The dialectic is what is critical here and it’s honestly not very easy to understand. This is the best explanation I could find:  
The word “dialectical” describes the notion that two opposing ideas can be true at the same time.     In DBT, there is always more than one way to think about a situation, and all people have something unique and different to offer. A life worth living has both positive and negative aspects (happiness, sadness, anger) and all of these aspects are necessary and valuable. It is sometimes hard to accept ourselves and our actions while simultaneously recognizing the need for change. Dialectics allows for a balance between acceptance and change, both of which are necessary for establishing a fulfilling life .
Source:  Peachtree DBT

I realize that my desire to get this first year over with AND my fear of losing sight of my beautiful daughter is part of acceptance. It doesn’t make it any easier though. One of the DBT skills that Isabel found most helpful was radical acceptance. It means just what it sounds like – accepting reality. She named her blog Grant Me the Serenity, because the Serenity Prayer was so meaningful for her.
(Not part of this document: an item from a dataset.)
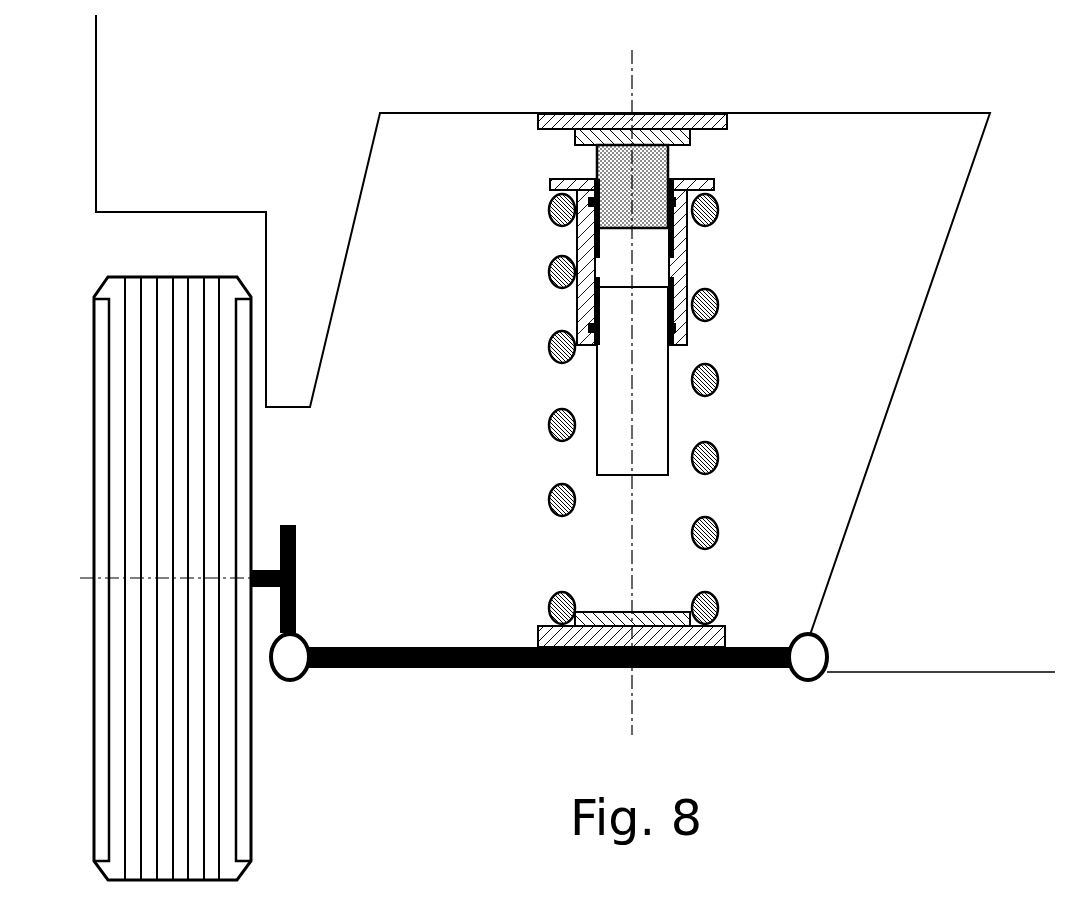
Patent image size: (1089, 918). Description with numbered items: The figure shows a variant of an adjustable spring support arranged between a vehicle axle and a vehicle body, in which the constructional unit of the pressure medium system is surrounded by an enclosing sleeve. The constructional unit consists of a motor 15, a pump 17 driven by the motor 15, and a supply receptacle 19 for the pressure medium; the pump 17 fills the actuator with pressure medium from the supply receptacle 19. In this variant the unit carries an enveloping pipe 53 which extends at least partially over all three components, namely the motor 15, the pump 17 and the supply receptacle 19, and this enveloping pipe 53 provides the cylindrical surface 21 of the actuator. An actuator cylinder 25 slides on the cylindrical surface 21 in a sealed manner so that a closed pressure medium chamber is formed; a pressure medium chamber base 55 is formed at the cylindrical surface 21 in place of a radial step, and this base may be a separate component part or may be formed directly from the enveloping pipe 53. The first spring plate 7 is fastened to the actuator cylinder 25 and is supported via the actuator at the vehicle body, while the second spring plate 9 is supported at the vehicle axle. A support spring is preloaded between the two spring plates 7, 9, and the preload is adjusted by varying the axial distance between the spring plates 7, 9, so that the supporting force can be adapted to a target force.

It is all about acceptance.
God grant me the serenity
to accept the things I cannot change;
courage to change the things I can;
and wisdom to know the difference.
 Isabel learned to accept many difficult realities through her months of treatment and I know I have to follow her example. Our family has lost a lot and we are still trying to come to terms with this. I don’t have any profound thoughts or magic to share. Life can suck. AND we are going to get through this.

1 comment:

  1. Thanks a million for sharing your wisdom. As I am also trying hard to accept my mother's passing, your post helped me understand this time of my life. I remember planning my mother's trip to Winnipeg this summer and all the things we would do together... We were so excited and looking forward to see each other again... Then life challenges us... But I have been thinking that my mother would want me to keep all the wonderful memories together and go on with my life... Susan, receive my warmest hug and love.